Les mots de l'actualité : une chronique pétillante qui éclaire en deux minutes un mot ou une expression entendue dans l'actualité.
Le Sommet des Deux Rives s’est achevé hier en demi-teinte, mais il a quand même bien fait parler de lui : rencontre politique, voulue par Emmanuel Macron, plus resserré que l’Union de la Méditerranée de Sarkozy, ne concernant que dix pays situés de part et d’autre de cette mer, du côté occidental. Mais on voit tout de suite que ces deux rives sont des images politiques, plus que des réalités géographiques : le Portugal et la Mauritanie participent à cette rencontre alors que ces deux pays n’ont évidemment pas de façade méditerranéenne.

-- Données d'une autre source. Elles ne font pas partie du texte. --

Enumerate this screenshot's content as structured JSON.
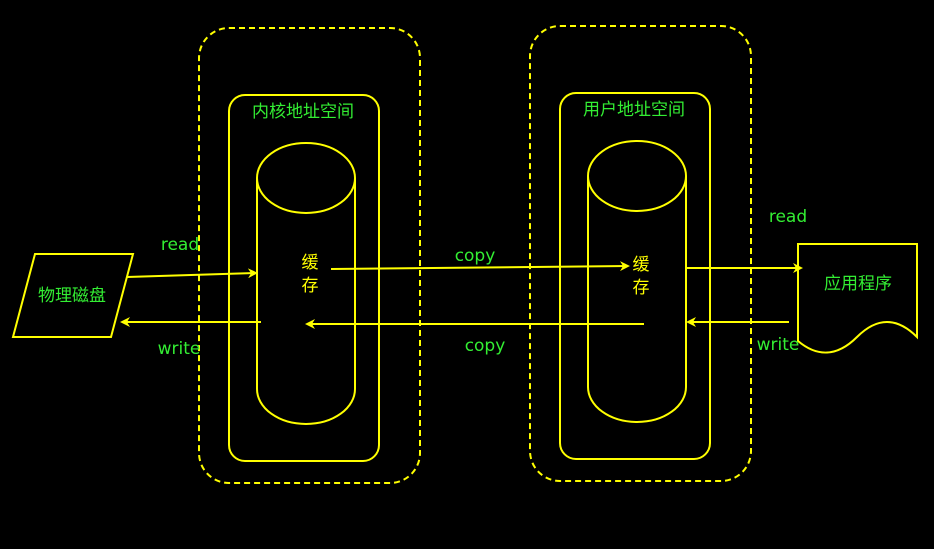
{
  "colors": {
    "background": "#000000",
    "stroke": "#ffff00",
    "text": "#33ee33",
    "cache_text": "#ffff00"
  },
  "nodes": {
    "disk": {
      "label": "物理磁盘"
    },
    "kernel_space": {
      "label": "内核地址空间"
    },
    "kernel_cache": {
      "label": "缓\n存"
    },
    "user_space": {
      "label": "用户地址空间"
    },
    "user_cache": {
      "label": "缓\n存"
    },
    "application": {
      "label": "应用程序"
    }
  },
  "edges": {
    "disk_to_kernel": {
      "label": "read"
    },
    "kernel_to_disk": {
      "label": "write"
    },
    "kernel_to_user": {
      "label": "copy"
    },
    "user_to_kernel": {
      "label": "copy"
    },
    "user_to_app": {
      "label": "read"
    },
    "app_to_user": {
      "label": "write"
    }
  }
}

Quand on parle de deux rives, on voit bien qu’on a dans l’esprit les pays qui sont de part et d’autre de l’eau : la rive en plus grand que le rivage, désigne la portion de terre qui s’étend de part et d’autre. À condition que l’eau ne soit pas trop large : on ne parle pas, ou fort peu des deux rives atlantiques, d’un côté l’Amérique, de l’autre l’Afrique et l’Europe. Et c’est la même chose pour l’océan Pacifique. La Méditerranée, elle, est plus étroite : elle se prête à la rive.

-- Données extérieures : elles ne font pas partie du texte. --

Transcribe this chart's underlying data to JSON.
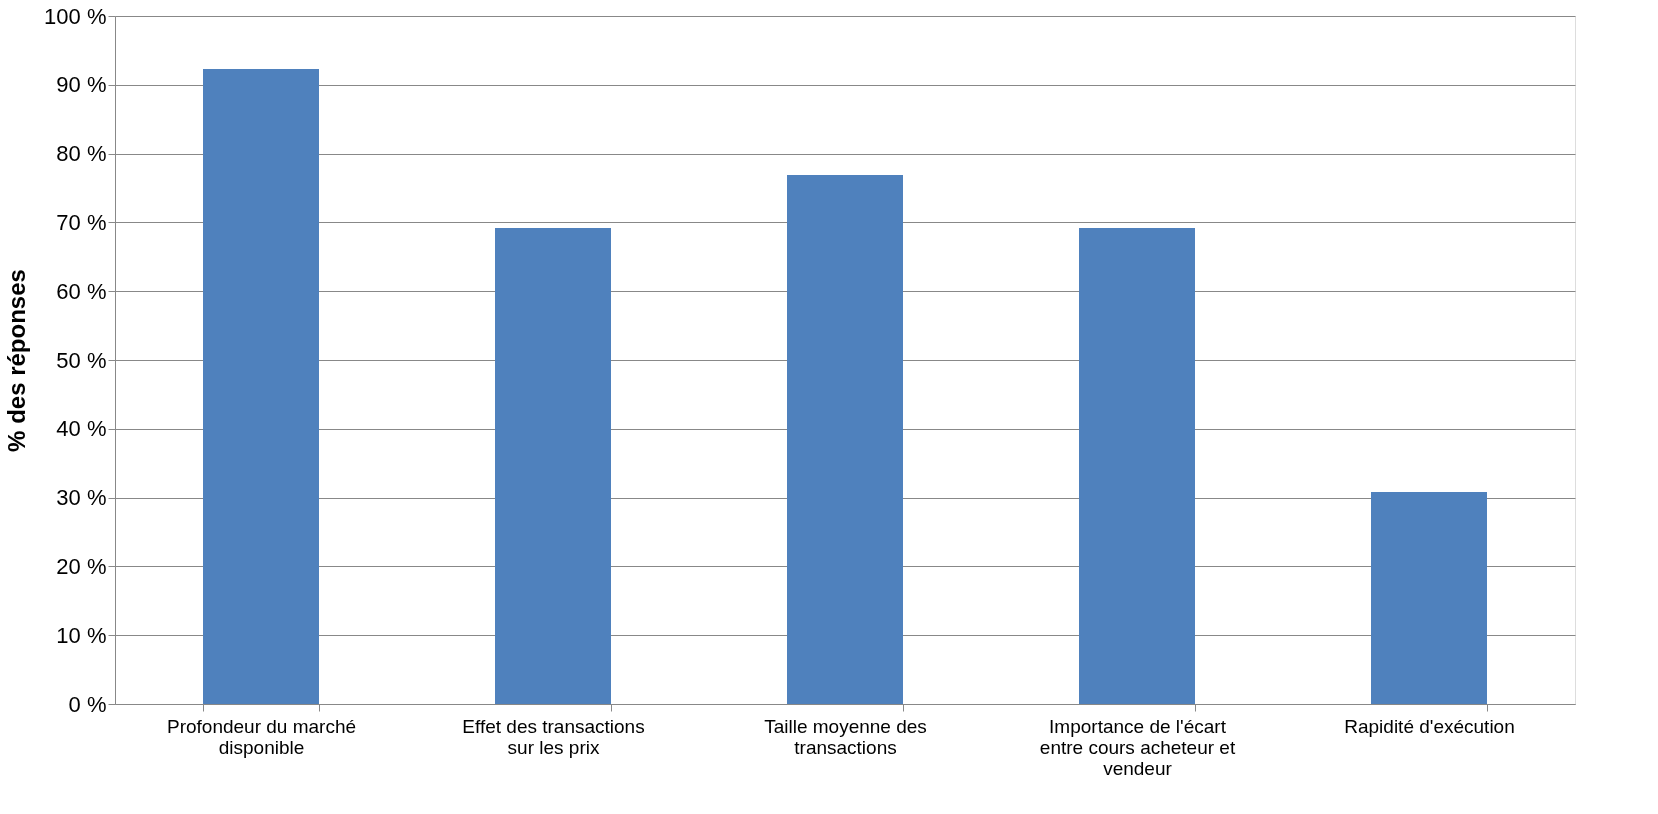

Mais lorsqu’on emploie le mot, c’est le plus souvent pour évoquer les deux berges d’un fleuve. Et en premier lieu la Seine, associée depuis longtemps à cette image. Au début du 20e siècle, Apollinaire se présente comme le flâneur des deux rives, lui qui arpente Paris dans tous les sens. Et c’est encore par rapport à cette Seine qu’on parle de rive droite et de rive gauche, par rapport au sens du courant bien sûr ! Mais les expressions sont tellement entrées dans la langue courante qu’elles évoquent bien plus qu’une situation. La rive gauche notamment, a tout un prestige : elle évoque le Paris des Arts et des intellectuels. Au départ probablement parce que c’est sur cette rive, et tout près du fleuve que s’est construit la Sorbonne. Le Quartier latin est donc rive gauche (on ne dit même pas « sur la rive gauche »). La bohème intellectuelle, derrière les vrais penseurs, s’est emparée du voisinage et de l’expression. Et la locution « intellectuel de gauche » a vraisemblablement rejailli sur la formule : on se souvient de Jean-Paul Sartre allant écrire et travailler Aux Deux Magots ou au Café de Flore, deux grands cafés du Boulevard Saint-Germain. Il aimait probablement se concentrer en faisant abstraction du bruit de la foule. Mais l’idée de s’y montrer, d’y être un peu en représentation, aux yeux de tous dans cette cage de verre, en société avec ses verres de bière et ses cigarettes maïs n’était pas totalement absente non plus.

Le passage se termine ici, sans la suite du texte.